The EEO-1 Report is a federally mandated survey that collects workforce data categorized by race, ethnicity, sex and job category. Under Title VII of the Civil Rights Act (Title VII), employers with 100 or more employees and certain federal contractors must report this data to the Equal Employment Opportunity Commission (EEOC) by March 31 every year.
However, collection of this data from 2022 has been delayed. The EEOC opened the portal for employers to begin entering 2022 information on Oct. 31, 2023. The deadline for employers to complete their submissions of 2022 information is Dec. 5, 2023.
EEO-1 reporting for the previous three years was delayed as well. In 2017 and 2018, employers subject to EEO-1 reporting were required to submit additional information about employee pay and work hours (known as “Component 2” data). Those additonal requirements were discontinued due to court challenges, but the EEOC has indicated that they may be reinstated in future years.

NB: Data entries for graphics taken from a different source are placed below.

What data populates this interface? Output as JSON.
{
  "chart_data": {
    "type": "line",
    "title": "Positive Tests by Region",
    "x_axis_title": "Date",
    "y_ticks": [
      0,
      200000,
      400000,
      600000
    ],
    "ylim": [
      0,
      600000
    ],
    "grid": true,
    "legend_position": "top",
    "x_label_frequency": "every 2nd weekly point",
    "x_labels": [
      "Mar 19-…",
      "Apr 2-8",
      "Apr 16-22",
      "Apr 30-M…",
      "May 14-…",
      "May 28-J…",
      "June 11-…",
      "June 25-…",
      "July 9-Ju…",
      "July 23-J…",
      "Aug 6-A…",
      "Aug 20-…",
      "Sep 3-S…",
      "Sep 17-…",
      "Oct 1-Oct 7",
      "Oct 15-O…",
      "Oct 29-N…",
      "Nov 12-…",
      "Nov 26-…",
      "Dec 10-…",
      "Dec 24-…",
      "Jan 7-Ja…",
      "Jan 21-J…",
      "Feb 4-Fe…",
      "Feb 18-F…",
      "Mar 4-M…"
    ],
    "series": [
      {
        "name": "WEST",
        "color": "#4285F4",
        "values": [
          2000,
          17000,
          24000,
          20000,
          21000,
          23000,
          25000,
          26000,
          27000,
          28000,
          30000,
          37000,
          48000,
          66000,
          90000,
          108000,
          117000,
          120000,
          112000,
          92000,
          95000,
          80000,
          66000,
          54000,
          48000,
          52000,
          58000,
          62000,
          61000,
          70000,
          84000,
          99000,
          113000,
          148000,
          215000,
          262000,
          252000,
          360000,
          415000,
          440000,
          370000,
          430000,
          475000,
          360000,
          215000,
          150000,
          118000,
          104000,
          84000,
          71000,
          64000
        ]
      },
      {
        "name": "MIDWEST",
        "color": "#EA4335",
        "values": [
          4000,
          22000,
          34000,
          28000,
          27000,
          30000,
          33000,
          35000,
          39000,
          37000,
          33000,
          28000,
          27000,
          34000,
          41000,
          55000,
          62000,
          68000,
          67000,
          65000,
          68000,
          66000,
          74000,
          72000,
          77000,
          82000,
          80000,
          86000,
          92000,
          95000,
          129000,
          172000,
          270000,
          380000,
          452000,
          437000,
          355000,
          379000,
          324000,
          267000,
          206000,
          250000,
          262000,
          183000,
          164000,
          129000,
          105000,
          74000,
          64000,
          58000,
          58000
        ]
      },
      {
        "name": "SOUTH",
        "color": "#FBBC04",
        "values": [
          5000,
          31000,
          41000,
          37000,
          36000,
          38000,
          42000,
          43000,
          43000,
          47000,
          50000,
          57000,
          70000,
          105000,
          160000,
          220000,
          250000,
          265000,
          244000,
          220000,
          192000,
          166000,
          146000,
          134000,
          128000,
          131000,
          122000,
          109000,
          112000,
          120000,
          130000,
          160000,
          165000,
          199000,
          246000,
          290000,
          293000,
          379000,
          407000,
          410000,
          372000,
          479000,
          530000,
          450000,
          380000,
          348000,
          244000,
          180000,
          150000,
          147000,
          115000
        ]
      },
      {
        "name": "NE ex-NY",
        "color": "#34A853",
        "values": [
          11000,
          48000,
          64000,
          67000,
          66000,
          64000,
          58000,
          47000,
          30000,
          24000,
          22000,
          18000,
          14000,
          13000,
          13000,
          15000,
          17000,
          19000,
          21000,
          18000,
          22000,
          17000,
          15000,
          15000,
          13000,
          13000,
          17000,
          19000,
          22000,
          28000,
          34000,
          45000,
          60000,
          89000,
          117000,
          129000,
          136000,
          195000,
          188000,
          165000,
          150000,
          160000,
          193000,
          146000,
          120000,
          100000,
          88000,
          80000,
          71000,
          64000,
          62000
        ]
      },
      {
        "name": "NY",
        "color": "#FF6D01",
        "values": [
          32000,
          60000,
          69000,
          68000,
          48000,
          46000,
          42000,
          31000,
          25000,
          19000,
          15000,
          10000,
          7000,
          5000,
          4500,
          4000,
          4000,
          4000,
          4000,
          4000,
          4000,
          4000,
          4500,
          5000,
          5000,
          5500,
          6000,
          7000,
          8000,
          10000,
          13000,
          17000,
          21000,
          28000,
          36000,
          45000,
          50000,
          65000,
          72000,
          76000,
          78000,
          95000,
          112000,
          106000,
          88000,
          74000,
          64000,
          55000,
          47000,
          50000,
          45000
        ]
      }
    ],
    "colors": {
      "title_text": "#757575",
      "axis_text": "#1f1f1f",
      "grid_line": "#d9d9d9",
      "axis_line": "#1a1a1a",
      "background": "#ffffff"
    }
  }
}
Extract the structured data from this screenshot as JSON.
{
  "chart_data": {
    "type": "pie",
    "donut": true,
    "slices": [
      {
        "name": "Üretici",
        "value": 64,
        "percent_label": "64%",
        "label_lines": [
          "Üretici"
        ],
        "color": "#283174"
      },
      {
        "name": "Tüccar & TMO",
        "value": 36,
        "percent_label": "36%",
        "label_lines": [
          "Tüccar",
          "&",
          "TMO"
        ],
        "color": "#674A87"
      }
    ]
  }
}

This Compliance Overview provides additional information EEO-1 reporting requirements.
Employers Subject to EEO-1 Reporting Requirements
With limited exceptions, the following entities must file EEO-1 Reports by March 31 every year (however, the deadline for oollection of data from 2022 has been delayed until Dec. 5, 2023):
- A private employer with 100 or more employees (with limited exceptions for schools and other organizations);
- A private employer with between 15 and 99 employees, if they are part of a group of employers that legally constitutes a single enterprise, which employs a total of 100 or more employees; and
- A federal contractor with 50 or more employees and is either a prime contractor or first-tier subcontractor, and has a contract, subcontract or purchase order amounting to $50,000 or more.
Although the EEOC sends notification letters to employers it knows to be subject to the EEO-1 requirements, all employers are responsible for obtaining and submitting the necessary information prior to the appropriate deadline. An employer who fails or refuses to file an EEO-1 Report as required may be compelled to do so by a federal district court. Federal contractors also risk losing their government contracts for failure to comply.
If the preparation or filing of an EEO-1 Report would create undue hardship, an employer may send a written request for an exemption or for special reporting procedures to the EEOC. Employers may also obtain a one-time, 30-day extension of the EEO-1 filing deadline by emailing a request to the EEOC. However, the EEOC does not grant any exemptions or extensions requested after the filing deadline.